Many members of Congress don’t really understand cyber issues and that’s getting in the way of passing legislation to protect the country, said the leader of the House Homeland cybersecurity subcommittee.
The public takes the use of the Internet for granted and that complacency extends to some members of Congress said Dan Lungren, chairman of the House Homeland cybersecurity subcommittee. “It is not just a domain of warfare. It is a domain of everyday living. Everything we do depends on that today,” he said at a recent defense industry conference.
Because of the inordinate trust the public puts in computers and mobile devices, it is difficult to convince people about the threat, Lungren said. While there is some concern about issues like identity theft, the public and members of Congress have pushed back against measures such as providing additional personal information to government agencies. Much of this mistrust comes from the view that cybersecurity is effectively managed by intelligence organizations like the CIA and the National Security Agency.
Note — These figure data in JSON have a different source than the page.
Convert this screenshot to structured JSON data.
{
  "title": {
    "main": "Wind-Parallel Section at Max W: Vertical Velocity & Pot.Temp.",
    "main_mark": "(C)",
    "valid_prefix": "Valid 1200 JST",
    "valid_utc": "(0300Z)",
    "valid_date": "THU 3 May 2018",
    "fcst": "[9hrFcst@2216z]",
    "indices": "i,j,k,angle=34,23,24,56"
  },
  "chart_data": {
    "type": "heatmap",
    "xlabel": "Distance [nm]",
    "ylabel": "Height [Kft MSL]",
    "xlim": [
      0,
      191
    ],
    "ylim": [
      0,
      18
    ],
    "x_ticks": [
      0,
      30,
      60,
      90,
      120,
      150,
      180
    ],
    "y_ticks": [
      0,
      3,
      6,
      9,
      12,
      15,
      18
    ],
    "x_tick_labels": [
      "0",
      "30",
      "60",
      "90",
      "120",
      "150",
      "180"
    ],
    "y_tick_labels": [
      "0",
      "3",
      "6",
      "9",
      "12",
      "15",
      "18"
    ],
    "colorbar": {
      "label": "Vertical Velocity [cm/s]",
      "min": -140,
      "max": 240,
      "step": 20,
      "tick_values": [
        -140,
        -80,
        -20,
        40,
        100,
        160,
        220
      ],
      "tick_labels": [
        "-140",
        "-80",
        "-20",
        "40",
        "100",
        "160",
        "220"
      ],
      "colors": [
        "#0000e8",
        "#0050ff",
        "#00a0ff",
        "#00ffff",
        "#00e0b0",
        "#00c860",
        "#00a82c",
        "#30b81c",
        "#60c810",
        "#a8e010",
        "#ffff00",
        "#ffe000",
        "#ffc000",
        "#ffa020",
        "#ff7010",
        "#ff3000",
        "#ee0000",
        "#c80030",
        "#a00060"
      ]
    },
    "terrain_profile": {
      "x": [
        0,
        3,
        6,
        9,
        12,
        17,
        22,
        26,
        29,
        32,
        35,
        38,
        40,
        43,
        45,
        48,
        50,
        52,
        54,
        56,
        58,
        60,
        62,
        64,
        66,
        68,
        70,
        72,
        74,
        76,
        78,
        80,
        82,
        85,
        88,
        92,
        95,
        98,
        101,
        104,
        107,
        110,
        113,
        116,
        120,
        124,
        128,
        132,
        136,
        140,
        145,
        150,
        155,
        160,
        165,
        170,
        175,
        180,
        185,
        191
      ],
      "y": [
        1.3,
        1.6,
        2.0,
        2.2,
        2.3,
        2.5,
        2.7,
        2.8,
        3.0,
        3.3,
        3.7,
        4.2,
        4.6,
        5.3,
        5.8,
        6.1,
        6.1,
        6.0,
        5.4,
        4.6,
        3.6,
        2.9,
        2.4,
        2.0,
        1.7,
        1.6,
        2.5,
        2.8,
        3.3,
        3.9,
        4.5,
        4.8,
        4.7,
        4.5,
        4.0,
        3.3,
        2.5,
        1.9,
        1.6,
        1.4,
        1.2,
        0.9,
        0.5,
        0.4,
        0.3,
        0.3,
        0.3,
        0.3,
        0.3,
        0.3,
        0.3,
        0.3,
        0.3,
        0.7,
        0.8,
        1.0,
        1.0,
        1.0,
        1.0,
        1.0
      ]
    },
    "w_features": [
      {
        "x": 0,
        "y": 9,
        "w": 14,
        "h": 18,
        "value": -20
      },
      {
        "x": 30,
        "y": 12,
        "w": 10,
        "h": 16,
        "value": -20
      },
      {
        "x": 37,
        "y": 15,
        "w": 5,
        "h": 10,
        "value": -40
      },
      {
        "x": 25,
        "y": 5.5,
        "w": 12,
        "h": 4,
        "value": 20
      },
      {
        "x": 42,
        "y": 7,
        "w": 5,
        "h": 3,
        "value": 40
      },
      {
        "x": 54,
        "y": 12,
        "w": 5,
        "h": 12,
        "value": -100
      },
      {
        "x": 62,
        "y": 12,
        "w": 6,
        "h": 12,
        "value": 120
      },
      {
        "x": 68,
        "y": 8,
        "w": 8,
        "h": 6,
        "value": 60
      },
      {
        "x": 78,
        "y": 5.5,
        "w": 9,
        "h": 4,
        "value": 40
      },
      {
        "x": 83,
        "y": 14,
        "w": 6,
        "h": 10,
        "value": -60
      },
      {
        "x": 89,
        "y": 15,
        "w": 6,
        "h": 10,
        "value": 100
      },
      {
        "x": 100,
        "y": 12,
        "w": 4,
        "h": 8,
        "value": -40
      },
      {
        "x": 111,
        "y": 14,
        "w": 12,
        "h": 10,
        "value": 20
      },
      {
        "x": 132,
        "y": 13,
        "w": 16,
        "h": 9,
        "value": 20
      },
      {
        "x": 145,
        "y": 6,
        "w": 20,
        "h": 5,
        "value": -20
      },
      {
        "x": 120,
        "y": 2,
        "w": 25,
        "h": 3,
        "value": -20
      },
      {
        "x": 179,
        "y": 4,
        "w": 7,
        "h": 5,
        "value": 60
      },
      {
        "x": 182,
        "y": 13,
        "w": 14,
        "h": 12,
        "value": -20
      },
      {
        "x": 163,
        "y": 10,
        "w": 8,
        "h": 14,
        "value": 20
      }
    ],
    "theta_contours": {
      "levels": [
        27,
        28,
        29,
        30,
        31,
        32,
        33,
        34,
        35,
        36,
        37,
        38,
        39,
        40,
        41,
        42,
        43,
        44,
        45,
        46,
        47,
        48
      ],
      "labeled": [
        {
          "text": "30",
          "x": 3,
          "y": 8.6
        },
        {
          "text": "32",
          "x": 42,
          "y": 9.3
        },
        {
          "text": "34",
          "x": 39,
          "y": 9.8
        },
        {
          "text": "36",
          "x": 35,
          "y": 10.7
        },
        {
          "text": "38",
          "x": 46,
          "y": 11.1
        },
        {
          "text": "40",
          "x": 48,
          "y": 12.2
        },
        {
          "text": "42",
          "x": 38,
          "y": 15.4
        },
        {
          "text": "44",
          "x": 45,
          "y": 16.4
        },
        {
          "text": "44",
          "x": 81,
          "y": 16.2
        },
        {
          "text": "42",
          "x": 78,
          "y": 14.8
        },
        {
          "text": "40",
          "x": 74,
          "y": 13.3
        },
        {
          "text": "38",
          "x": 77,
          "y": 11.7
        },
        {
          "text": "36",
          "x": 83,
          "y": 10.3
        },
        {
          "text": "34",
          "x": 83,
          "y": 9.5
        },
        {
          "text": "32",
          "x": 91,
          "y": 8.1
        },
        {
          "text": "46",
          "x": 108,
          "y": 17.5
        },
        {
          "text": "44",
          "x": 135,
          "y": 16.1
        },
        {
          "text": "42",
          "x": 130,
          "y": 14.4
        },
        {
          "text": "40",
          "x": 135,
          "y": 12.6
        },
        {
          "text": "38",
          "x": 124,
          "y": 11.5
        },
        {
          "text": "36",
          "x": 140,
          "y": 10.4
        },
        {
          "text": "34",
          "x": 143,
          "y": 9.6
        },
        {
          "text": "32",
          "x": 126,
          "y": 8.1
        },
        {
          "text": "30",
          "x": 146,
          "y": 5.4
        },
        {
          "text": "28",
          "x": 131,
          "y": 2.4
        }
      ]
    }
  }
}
This story was originally published on Breaking Defense.
Lungren knows about pushback. Earlier this year, his bill, the PRECISE Act (H.R. 3674) was gutted during a contentious markup session in the House Homeland Security Committee. The bill called for the Department of Homeland Security to work with the owners and operators of critical infrastructure to help mitigate risks. The bill would have set up a public/private advisory council headed by DHS. This is important for public trust he said, because it would be a civilian, not a military or intelligence agency, protecting the national infrastructure.
The House bill became part of a larger struggle in the Senate, where similar cybersecurity legislation died over issues of privacy and control. In the face of the Hill’s failure to pass a bill, Lungren is pinning his hopes on an upcoming executive order from the White House.
He said the executive order resembles his legislation and a failed bill by Sen. Joseph Lieberman in that it will set up a voluntary program where companies operating critical infrastructure can meet a set of best practices. Lieberman’s bill was defeated in August by Republican opposition backed by the U.S Chamber of Commerce, which felt that the bill would be overly intrusive and require firms to comply with potentially costly federal standards.
Lungren said legislation still working its way through Congress does not give the DHS enough authority over protecting national infrastructure. While many government organizations have worked out an informal information sharing system for reporting and responding to cyber attacks, this can change at the whim of a new administration. What is needed is a legal framework to formalize the process, he said.
As part of the effort to plug the security holes, Sen. Jay Rockefeller wrote a letter to the heads of Fortune 500 companies asking for their views on cybersecurity. He asks if the firms have developed best practices for cyber defense and how they are using them. Once lawmakers get feedback from the business sector, the hope is for new legislation to be crafted sometime next year.